Like all local productions, the quality of performance varied. I expected to see a reading in costume. I got much more -- even though a couple of the actors were tied to their scripts on stage.
I assume you know the storyline. So, I will dispense with a synopsis. But I was very impressed with three of the players.
The actor who played John Worthing (Jerry Eagelbach) helped to bring his rather serious, but deceitful, character to life. It is a tough role. The character represents some of the stiffer personality traits of a Victorian gentleman wrapped in the clothes of tradesman manipulation.
Adela Farah played the 18-year old ingenue, Cecily Cardew. The fact she is Mexican and a bit over 18 did not matter. She added just the right flair of comedy, naivete, and sexuality that brought a whole new interpretation to a part that it too often played as a cartoon figure.

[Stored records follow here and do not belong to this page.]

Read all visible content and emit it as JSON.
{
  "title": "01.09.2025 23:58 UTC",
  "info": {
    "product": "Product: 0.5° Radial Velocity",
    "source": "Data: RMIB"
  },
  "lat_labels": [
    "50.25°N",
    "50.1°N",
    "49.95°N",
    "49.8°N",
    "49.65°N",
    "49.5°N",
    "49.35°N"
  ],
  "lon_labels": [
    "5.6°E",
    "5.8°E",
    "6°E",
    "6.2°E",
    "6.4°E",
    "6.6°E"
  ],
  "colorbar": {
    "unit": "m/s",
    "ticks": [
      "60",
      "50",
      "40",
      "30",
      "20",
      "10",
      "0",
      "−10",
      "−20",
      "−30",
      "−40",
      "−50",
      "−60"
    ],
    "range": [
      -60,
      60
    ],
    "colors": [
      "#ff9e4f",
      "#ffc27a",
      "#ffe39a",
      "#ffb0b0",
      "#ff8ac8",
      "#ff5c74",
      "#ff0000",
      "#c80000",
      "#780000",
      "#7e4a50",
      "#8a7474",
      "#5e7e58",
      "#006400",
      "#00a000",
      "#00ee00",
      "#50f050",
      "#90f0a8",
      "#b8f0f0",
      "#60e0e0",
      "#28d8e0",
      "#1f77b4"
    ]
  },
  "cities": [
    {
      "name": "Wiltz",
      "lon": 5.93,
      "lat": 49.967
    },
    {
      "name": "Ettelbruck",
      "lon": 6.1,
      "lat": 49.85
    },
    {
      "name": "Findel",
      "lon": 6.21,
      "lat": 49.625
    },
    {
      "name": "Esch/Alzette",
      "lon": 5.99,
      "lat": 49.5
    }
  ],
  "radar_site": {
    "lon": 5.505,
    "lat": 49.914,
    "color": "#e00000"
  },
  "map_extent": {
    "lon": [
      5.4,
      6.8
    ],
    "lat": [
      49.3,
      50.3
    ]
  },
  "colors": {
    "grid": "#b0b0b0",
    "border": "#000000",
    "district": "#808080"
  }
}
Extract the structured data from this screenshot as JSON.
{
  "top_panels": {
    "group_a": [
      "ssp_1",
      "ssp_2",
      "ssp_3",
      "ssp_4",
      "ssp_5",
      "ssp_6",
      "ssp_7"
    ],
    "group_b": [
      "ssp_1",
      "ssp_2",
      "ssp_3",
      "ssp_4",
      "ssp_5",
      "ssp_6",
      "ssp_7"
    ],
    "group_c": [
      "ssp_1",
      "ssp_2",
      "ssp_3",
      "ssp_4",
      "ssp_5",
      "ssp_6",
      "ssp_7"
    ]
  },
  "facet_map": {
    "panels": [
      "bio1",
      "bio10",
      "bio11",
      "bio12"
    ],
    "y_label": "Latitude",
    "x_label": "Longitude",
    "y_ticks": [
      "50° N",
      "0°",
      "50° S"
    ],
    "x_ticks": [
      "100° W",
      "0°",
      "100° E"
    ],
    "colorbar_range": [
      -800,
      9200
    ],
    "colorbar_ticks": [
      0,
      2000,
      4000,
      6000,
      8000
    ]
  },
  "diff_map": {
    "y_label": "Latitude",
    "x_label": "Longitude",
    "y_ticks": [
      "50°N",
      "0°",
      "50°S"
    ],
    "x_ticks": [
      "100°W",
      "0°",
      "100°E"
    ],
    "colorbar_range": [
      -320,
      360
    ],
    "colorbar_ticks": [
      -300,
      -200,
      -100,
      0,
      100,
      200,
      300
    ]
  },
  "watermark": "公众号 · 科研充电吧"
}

And then there was Louis. Louis Montonas. You met him (more tidbits) when I first came to Pátzcuaro. It was at his 90th birthday celebration that I learned about the play.
He nabbed the play's best part -- Lady Bracknell. And he was great in drag. Wilde wrote Lady Bracknell as a force of nature. The type of social queen who dominates every room she enters.
It is a tough part. But Louis hit all the right notes. Just the right timing in Wilde's best lines. A sense of outrage more social than internal. The type of socialite who revels in her own ignorance. Dame Edith Evans with an attitude.
Some people dislike the play because of its "artificial" coincidences. I usually offer the excuse that they are artistic artifices. But they are more that. Coincidences happen all the time in life.
I already offered you the Waiting for Guffman example. But that may be steeped in too much irony to prove my point.
Three weeks ago, I was siting in the Grand Plaza eating my corn fungus chicken when two friends from Melaque invited me to a Sunday brunch. The wife in the couple is best friends with her former sister-in-law. And that former sister-in-law is a neighbor of Louis Montanos. It was through that connection I went the 90th birthday brunch. And ended up in room watching a play where I knew quite a few members in the audience.
Coincidence? Maybe. But it is the stuff of which personal; relationships are made.